The Spearman correlation coefficient will be used to compare the consistency between the number of individuals meeting the recommended PA level as determined by the questionnaire and those identified through accelerometer. To interpret the Spearman’s rank correlation coefficient, we will use the following benchmarks: 0–0.20=poor correlation, 0.21–0.40=fair correlation, 0.41–0.60=moderate/acceptable correlation, 0.61–0.80=substantial correlation and 0.81–1.0=near perfect correlation.43 Bland-Altman analyses will be used to determine the agreement between questionnaire‐derived and accelerometry‐derived PA. Cox proportional hazard models will be used to investigate the association between levels of PA and adverse outcomes, such as all-cause mortality, with results reported as HR and 95% CI. A Fine and Gray subdistribution hazards model will be employed to account for the competing risk of cause-specific mortality. Poisson regression will be employed to analyse the association between levels of PA and the frequency of adverse outcomes, such as hospitalisation and infection. For longitudinal data, such as the absolute change and slope of eGFR, a linear mixed effects model will be applied. Additionally, non-linear associations between PA levels and outcomes, as well as the minimum desirable PA level, will be evaluated using restricted cubic splines. Covariates for the models will be selected based on prior knowledge and published papers. Patients will be followed from the physical assessment date at baseline until the occurrence of death or end of follow-up, whichever occurred first.

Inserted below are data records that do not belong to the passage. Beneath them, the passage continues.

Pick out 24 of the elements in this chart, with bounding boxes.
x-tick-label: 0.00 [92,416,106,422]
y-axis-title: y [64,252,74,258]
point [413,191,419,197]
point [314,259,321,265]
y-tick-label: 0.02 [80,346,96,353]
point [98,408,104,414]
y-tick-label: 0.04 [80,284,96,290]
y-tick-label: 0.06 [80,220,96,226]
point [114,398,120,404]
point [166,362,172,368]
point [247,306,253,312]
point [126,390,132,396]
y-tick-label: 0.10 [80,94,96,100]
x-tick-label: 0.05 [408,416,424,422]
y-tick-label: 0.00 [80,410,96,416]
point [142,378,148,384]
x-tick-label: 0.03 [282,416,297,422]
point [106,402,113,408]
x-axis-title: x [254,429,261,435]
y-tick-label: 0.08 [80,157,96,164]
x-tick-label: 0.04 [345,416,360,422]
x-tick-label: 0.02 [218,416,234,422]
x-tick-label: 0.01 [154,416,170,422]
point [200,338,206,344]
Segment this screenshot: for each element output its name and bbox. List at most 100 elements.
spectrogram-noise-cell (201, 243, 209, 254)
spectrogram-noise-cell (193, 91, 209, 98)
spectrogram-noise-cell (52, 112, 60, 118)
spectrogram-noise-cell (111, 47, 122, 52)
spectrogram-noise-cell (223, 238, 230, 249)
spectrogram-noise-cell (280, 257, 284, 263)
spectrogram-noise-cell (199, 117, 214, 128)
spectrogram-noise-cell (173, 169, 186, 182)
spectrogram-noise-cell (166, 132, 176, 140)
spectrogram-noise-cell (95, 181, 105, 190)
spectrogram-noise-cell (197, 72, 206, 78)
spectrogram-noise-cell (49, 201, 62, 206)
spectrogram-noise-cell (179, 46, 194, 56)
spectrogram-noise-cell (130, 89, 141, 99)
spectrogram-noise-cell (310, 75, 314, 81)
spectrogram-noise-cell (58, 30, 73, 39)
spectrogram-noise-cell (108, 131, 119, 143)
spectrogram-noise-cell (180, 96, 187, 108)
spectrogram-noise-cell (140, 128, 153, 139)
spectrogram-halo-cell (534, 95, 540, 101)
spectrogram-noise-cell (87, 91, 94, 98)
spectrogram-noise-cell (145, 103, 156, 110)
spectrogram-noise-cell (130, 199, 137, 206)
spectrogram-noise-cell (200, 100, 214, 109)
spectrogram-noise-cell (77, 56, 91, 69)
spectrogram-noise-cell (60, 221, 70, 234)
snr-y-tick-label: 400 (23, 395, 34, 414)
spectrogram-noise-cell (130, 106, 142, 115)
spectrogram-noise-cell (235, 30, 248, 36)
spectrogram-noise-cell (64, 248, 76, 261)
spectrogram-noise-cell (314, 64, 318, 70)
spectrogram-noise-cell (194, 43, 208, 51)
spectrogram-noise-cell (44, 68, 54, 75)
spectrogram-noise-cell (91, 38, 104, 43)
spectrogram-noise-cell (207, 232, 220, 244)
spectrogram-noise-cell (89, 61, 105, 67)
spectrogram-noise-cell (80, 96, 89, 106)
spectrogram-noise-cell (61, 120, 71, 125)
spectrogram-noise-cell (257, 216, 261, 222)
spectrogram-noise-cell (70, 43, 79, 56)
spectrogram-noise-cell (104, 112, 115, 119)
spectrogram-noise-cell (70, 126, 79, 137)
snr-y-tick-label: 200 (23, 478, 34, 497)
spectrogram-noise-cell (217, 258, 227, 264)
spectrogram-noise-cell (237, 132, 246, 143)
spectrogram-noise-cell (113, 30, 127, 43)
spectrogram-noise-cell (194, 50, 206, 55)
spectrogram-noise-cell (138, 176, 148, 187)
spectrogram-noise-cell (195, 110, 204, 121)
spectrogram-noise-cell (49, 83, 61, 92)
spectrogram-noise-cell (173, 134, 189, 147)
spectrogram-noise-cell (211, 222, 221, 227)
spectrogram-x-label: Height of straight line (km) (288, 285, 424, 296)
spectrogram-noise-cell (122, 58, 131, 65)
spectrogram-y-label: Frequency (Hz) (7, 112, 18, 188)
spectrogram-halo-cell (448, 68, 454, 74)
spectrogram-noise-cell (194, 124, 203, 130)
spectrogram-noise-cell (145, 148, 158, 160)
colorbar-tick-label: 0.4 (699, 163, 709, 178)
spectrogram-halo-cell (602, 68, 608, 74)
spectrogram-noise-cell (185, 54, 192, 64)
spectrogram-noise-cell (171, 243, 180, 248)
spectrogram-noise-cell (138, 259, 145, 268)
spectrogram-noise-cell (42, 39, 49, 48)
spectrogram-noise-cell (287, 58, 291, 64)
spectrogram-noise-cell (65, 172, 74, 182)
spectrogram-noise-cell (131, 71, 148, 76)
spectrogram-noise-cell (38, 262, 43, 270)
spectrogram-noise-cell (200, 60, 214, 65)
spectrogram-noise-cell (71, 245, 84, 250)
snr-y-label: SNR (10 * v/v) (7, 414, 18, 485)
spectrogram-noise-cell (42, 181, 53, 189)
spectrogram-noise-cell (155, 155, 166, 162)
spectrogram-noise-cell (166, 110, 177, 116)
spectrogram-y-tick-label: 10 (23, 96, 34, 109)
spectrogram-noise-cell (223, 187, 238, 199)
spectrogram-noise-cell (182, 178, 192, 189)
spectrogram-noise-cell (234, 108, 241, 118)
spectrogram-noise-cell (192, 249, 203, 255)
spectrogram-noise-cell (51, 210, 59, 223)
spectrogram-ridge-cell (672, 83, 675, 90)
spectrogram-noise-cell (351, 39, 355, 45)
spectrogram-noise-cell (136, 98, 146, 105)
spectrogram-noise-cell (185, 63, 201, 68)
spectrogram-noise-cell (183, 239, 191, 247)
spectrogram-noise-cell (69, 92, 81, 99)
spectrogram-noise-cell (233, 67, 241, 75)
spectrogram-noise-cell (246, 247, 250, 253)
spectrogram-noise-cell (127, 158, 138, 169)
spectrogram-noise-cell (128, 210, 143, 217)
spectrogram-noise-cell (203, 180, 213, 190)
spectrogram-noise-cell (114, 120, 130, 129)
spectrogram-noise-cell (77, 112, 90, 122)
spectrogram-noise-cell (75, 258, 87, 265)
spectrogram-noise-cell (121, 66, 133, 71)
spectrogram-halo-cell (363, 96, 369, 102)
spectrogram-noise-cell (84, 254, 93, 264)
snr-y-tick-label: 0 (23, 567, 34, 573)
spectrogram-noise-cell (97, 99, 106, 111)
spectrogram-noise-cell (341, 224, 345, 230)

Even with some retention strategies, considerable missing data is expected over 5-year follow-up. The proportion of missing data will be summarised in each group and at each visit point. If less than 20% of the data is missing for the covariate data, we will perform a complete case analysis. If there is more than 20% of missing data, we will perform Little’s test and use multiple imputations under the assumption that missing is at random. Subgroup analyses will be conducted across baseline eGFR levels, demographics and other factors, if possible. A two-sided p value<0.05 will be considered statistically significant. All statistical analyses will be performed using R (V.4.1.1; R Foundation for Statistical Computing, Vienna, Austria).

Patient and public involvement

The design of the current study did not involve participants directly. However, the research coordinators will maintain contact with participants through email, telephone or social media, and we will collect feedback during the study procedure. The study was initially designed by the research group comprising clinicians, nurses and researchers who work clinically with individuals with CKD. During the recruitment phase, a collaboration was established with representatives from interest organisations in China. This collaboration is ongoing with regular meetings.